Start with the geographic patterns: students need to see the data behind climate stress zones and migration routes. Research shows that students grasp complex systems better when they build maps or models themselves rather than passively view them. Avoid framing climate migration as a distant problem; use current case studies to show it is already reshaping communities. Emphasize the difference between push and pull factors, and the legal void around climate refugees, so students understand why this issue demands urgent policy attention.

Successful learning looks like students using geographic evidence to explain why and where climate migration occurs. They should articulate policy trade-offs, identify legal gaps, and propose solutions grounded in data. By the end of these activities, students will move from broad awareness to precise analysis of climate-induced displacement patterns and their implications.


Watch Out for These Misconceptions

  • Climate migration is a future problem that hasn't started yet.

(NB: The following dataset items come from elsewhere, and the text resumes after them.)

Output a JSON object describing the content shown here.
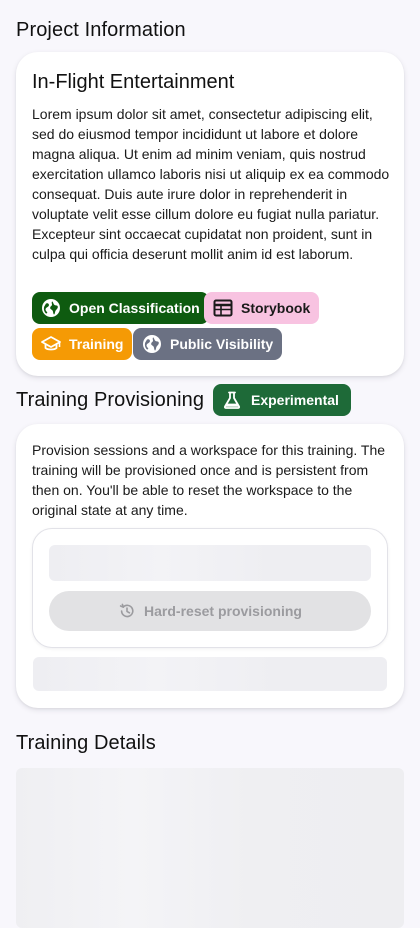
{
  "project_information": {
    "heading": "Project Information",
    "card_title": "In-Flight Entertainment",
    "description": "Lorem ipsum dolor sit amet, consectetur adipiscing elit, sed do eiusmod tempor incididunt ut labore et dolore magna aliqua. Ut enim ad minim veniam, quis nostrud exercitation ullamco laboris nisi ut aliquip ex ea commodo consequat. Duis aute irure dolor in reprehenderit in voluptate velit esse cillum dolore eu fugiat nulla pariatur. Excepteur sint occaecat cupidatat non proident, sunt in culpa qui officia deserunt mollit anim id est laborum.",
    "chips": [
      {
        "label": "Open Classification",
        "icon": "globe-icon",
        "color": "#0e5b10"
      },
      {
        "label": "Storybook",
        "icon": "table-icon",
        "color": "#f8c3e1"
      },
      {
        "label": "Training",
        "icon": "graduation-cap-icon",
        "color": "#f59a05"
      },
      {
        "label": "Public Visibility",
        "icon": "globe-icon",
        "color": "#6b7183"
      }
    ]
  },
  "training_provisioning": {
    "heading": "Training Provisioning",
    "badge": {
      "label": "Experimental",
      "icon": "flask-icon",
      "color": "#1e6a38"
    },
    "description": "Provision sessions and a workspace for this training. The training will be provisioned once and is persistent from then on. You'll be able to reset the workspace to the original state at any time.",
    "reset_button": {
      "label": "Hard-reset provisioning",
      "icon": "history-icon",
      "disabled": true
    }
  },
  "training_details": {
    "heading": "Training Details"
  }
}
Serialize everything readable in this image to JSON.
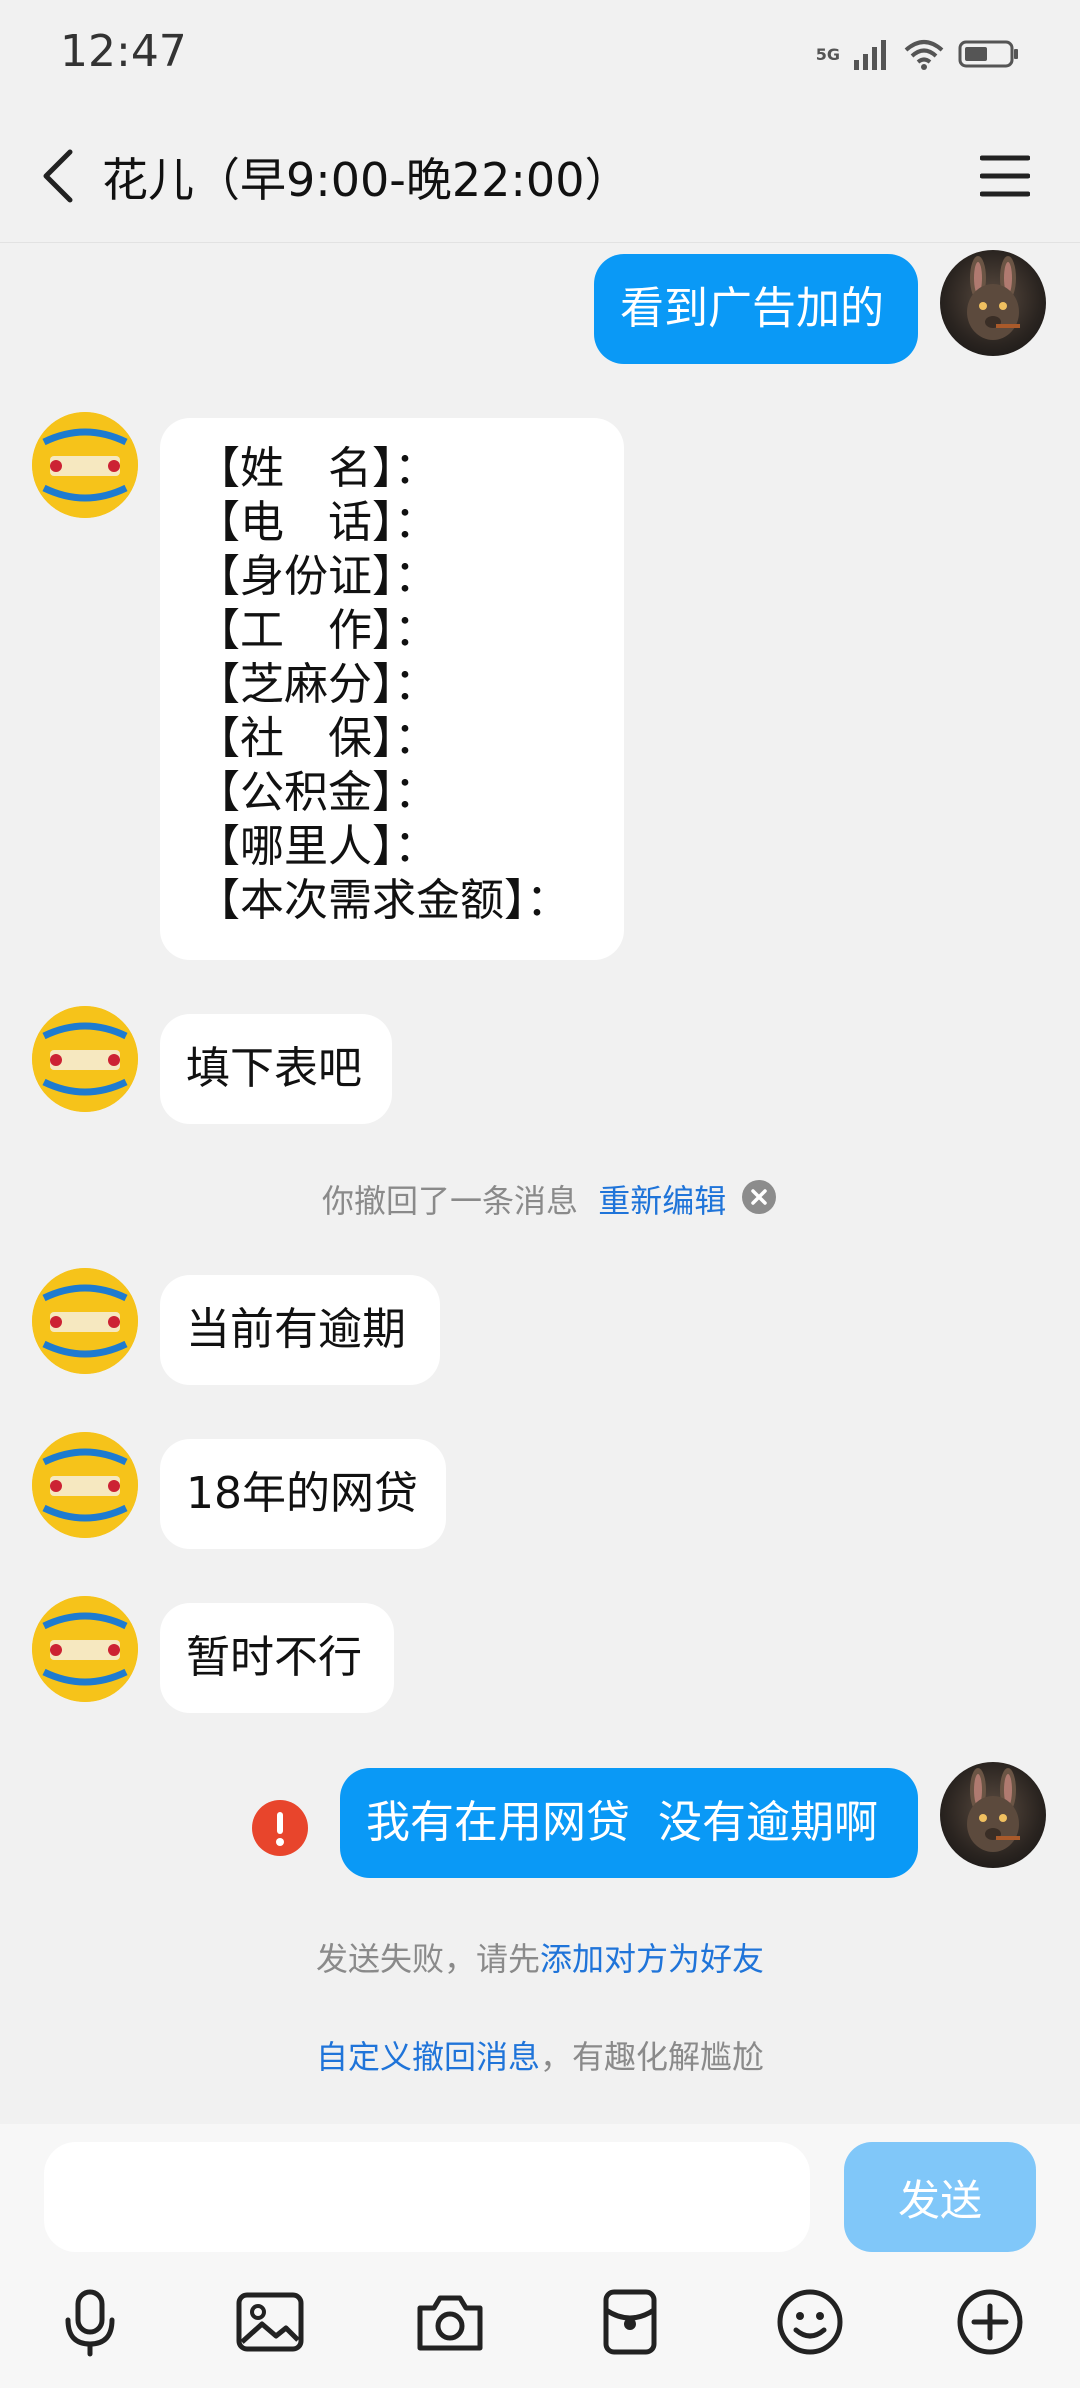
{
  "status_bar": {
    "time": "12:47",
    "network": "5G",
    "icons": [
      "signal-icon",
      "wifi-icon",
      "battery-icon"
    ]
  },
  "header": {
    "title": "花儿（早9:00-晚22:00）",
    "icons": [
      "back-icon",
      "menu-icon"
    ]
  },
  "messages": {
    "m1": "看到广告加的",
    "form": [
      "【姓　名】：",
      "【电　话】：",
      "【身份证】：",
      "【工　作】：",
      "【芝麻分】：",
      "【社　保】：",
      "【公积金】：",
      "【哪里人】：",
      "【本次需求金额】："
    ],
    "m3": "填下表吧",
    "recall": {
      "text": "你撤回了一条消息",
      "link": "重新编辑"
    },
    "m4": "当前有逾期",
    "m5": "18年的网贷",
    "m6": "暂时不行",
    "m7": "我有在用网贷  没有逾期啊",
    "send_failed": {
      "text": "发送失败，请先",
      "link": "添加对方为好友"
    },
    "custom_recall": {
      "link": "自定义撤回消息",
      "text": "，有趣化解尴尬"
    }
  },
  "composer": {
    "input_value": "",
    "send_label": "发送",
    "tools": [
      "microphone-icon",
      "image-icon",
      "camera-icon",
      "red-packet-icon",
      "emoji-icon",
      "plus-icon"
    ]
  },
  "colors": {
    "background": "#f1f1f1",
    "outgoing_bubble": "#0a99f6",
    "incoming_bubble": "#ffffff",
    "link": "#1f74d9",
    "error": "#e8452c",
    "send_button": "#80c7f9"
  }
}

    During Map Analysis: Climate Vulnerability and Migration Routes, have students annotate their maps with real displacement events, such as Bangladesh’s riverbank erosion or the Marshall Islands’ relocation efforts, to confront the misconception directly.

  • Climate refugees have the same legal protections as other refugees under international law.

    During Structured Academic Controversy: Who Is Responsible for Climate Refugees?, assign students to research the 1951 Refugee Convention and then debate why climate migrants fall outside its protections, using the activity’s role cards to anchor their arguments.

  • Only coastal areas will generate significant climate migration.

    During Case Study: Low-Lying Island Nations, pause the discussion to contrast coastal risks with inland drought in the Sahel, using the case study materials to highlight the projected scale of inland displacement.